The Magic Circle
- Second logo of the Magischer Zirkel der DDR, adopted January 1969
- Formation: 20 October 1956; 69 years ago (original founding) 6 January 1990; 36 years ago (refounding)
- Dissolved: December 1969; 56 years ago (first dissolution) 29 September 1990; 35 years ago (merged with the Magischer Zirkel von Deutschland)
- Official language: German

= Magischer Zirkel der Deutschen Demokratischen Republik =

Magic Circle of the German Democratic Republic

The Magischer Zirkel der Deutschen Demokratischen Republik (Magic Circle of the German Democratic Republic) was a national magicians' association that was active in East Germany from 1956 to 1969, and again briefly in 1990.

== History ==

The organization was founded on 20 October 1956 following a meeting between Theo Bozenhard, Hans Marian, Hans Hander (Tosari), Hans-Gerhard Stumpf, and GDR Culture Minister Johannes R. Becher. Erich Kluge served as the organization's first chairman until January 1959, when he stepped down for reasons of ill health. Hans Hander took over as interim leader, becoming first chairman on 12 January 1962 upon Kluge's death. Siegfried Nitsche then served as first chairman from Hander's death in January 1968 until the organization was dissolved in December 1969.

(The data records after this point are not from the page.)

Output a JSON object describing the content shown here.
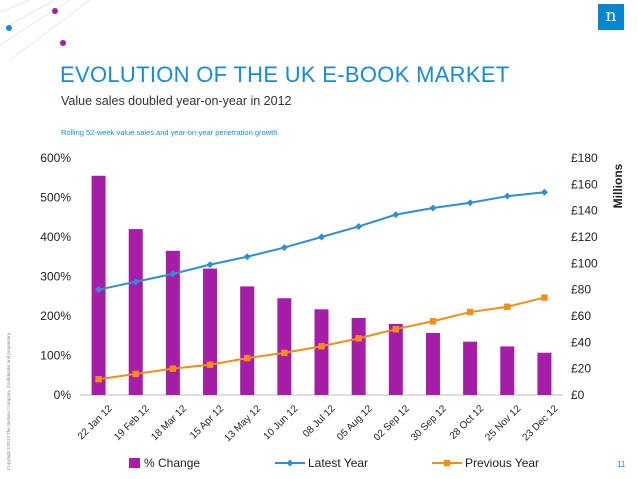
{
  "header": {
    "title": "EVOLUTION OF THE UK E-BOOK MARKET",
    "subtitle": "Value sales doubled year-on-year in 2012",
    "note": "Rolling 52-week value sales and year-on-year penetration growth"
  },
  "footer": {
    "copyright": "Copyright ©2013 The Nielsen Company. Confidential and proprietary.",
    "page_number": "11"
  },
  "logo": {
    "mark": "n"
  },
  "colors": {
    "accent": "#1a8bd2",
    "bar": "#a61ea8",
    "latest": "#2f8fd4",
    "previous": "#f28e18",
    "logo_bg": "#0a86cf"
  },
  "chart_data": {
    "type": "bar",
    "categories": [
      "22 Jan 12",
      "19 Feb 12",
      "18 Mar 12",
      "15 Apr 12",
      "13 May 12",
      "10 Jun 12",
      "08 Jul 12",
      "05 Aug 12",
      "02 Sep 12",
      "30 Sep 12",
      "28 Oct 12",
      "25 Nov 12",
      "23 Dec 12"
    ],
    "series": [
      {
        "name": "% Change",
        "type": "bar",
        "axis": "left",
        "values": [
          555,
          420,
          365,
          320,
          275,
          245,
          217,
          195,
          180,
          157,
          135,
          123,
          107
        ]
      },
      {
        "name": "Latest Year",
        "type": "line",
        "axis": "right",
        "values": [
          80,
          86,
          92,
          99,
          105,
          112,
          120,
          128,
          137,
          142,
          146,
          151,
          154
        ]
      },
      {
        "name": "Previous Year",
        "type": "line",
        "axis": "right",
        "values": [
          12,
          16,
          20,
          23,
          28,
          32,
          37,
          43,
          50,
          56,
          63,
          67,
          74
        ]
      }
    ],
    "left_axis": {
      "ticks": [
        "0%",
        "100%",
        "200%",
        "300%",
        "400%",
        "500%",
        "600%"
      ],
      "ylim": [
        0,
        600
      ]
    },
    "right_axis": {
      "ticks": [
        "£0",
        "£20",
        "£40",
        "£60",
        "£80",
        "£100",
        "£120",
        "£140",
        "£160",
        "£180"
      ],
      "ylim": [
        0,
        180
      ],
      "label": "Millions"
    },
    "legend": [
      "% Change",
      "Latest Year",
      "Previous Year"
    ],
    "legend_position": "bottom"
  }
}
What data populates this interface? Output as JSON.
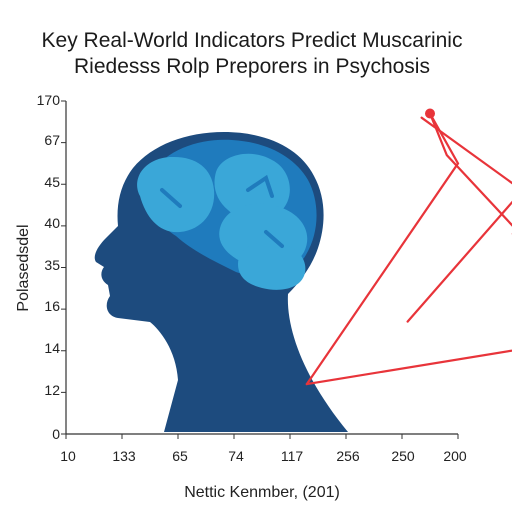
{
  "chart_data": {
    "type": "line",
    "title": "Key Real-World Indicators Predict Muscarinic",
    "subtitle": "Riedesss Rolp Preporers in Psychosis",
    "xlabel": "Nettic Kenmber, (201)",
    "ylabel": "Polasedsdel",
    "x_tick_labels": [
      "10",
      "133",
      "65",
      "74",
      "117",
      "256",
      "250",
      "200"
    ],
    "y_tick_labels": [
      "0",
      "12",
      "14",
      "16",
      "35",
      "40",
      "45",
      "67",
      "170"
    ],
    "grid": false,
    "series": [
      {
        "values": [
          {
            "x": 4.3,
            "y": 1.2
          },
          {
            "x": 7.0,
            "y": 6.5
          },
          {
            "x": 6.5,
            "y": 7.7
          },
          {
            "x": 6.8,
            "y": 6.7
          },
          {
            "x": 8.15,
            "y": 4.75
          }
        ]
      },
      {
        "values": [
          {
            "x": 6.1,
            "y": 2.7
          },
          {
            "x": 8.15,
            "y": 5.85
          },
          {
            "x": 6.35,
            "y": 7.6
          }
        ]
      },
      {
        "values": [
          {
            "x": 4.3,
            "y": 1.2
          },
          {
            "x": 8.4,
            "y": 2.1
          }
        ]
      }
    ],
    "colors": {
      "line": "#e8343a",
      "head_dark": "#1d4b7e",
      "head_mid": "#1f7bbd",
      "brain_light": "#3aa7d8",
      "axis": "#333333"
    },
    "decoration": "head-silhouette-with-brain"
  }
}
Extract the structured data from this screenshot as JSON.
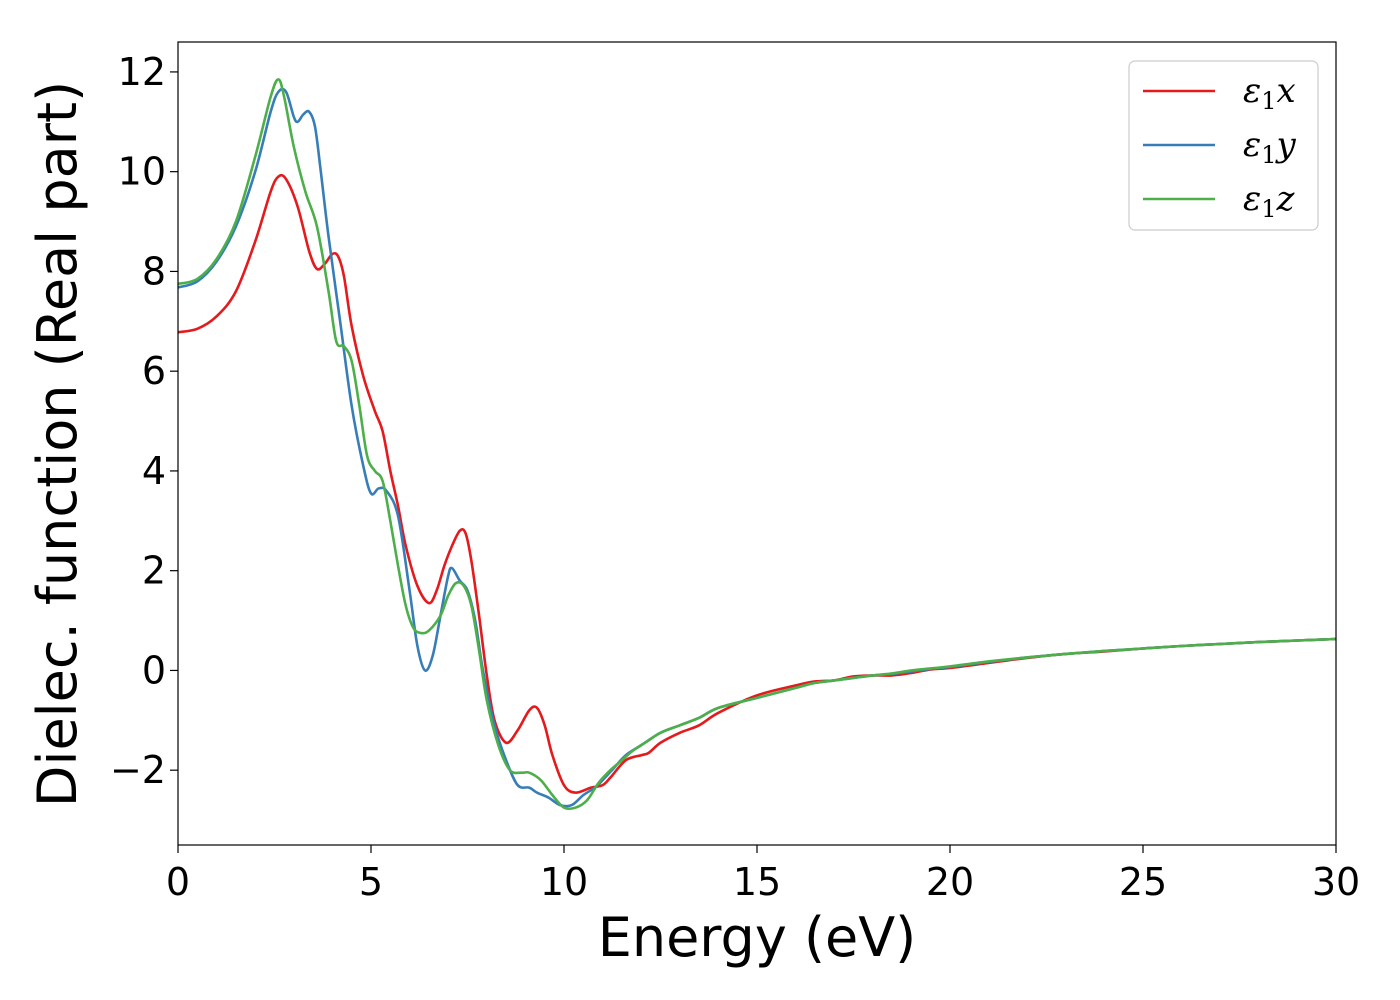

Following the group's dissolution, magicians' associations in East Germany were confined to the local level. In 1974 there were forty such associations, with a total membership of around 600. By 1990 the number of associations had risen to 52.

On 11 November 1989, ten magicians convened in Leipzig and made an application to the Ministry of Culture to revive the Magischer Zirkel der DDR. Among the refounders were Hans-Georg Bucsi, Klaus Fürst, Hans-Gerhard Stumpf, and Annette Kirberg-Stumpf. The association was officially re-established on 6 January 1990. At its first conference on 10 March of that year, Hans-Gerhard Stumpf was elected president. Within a few months, Stumpf and the managing directors of the association met with their West German counterparts in the Magischer Zirkel von Deutschland to discuss unification of the two groups. The merger was effected on 29 September 1990.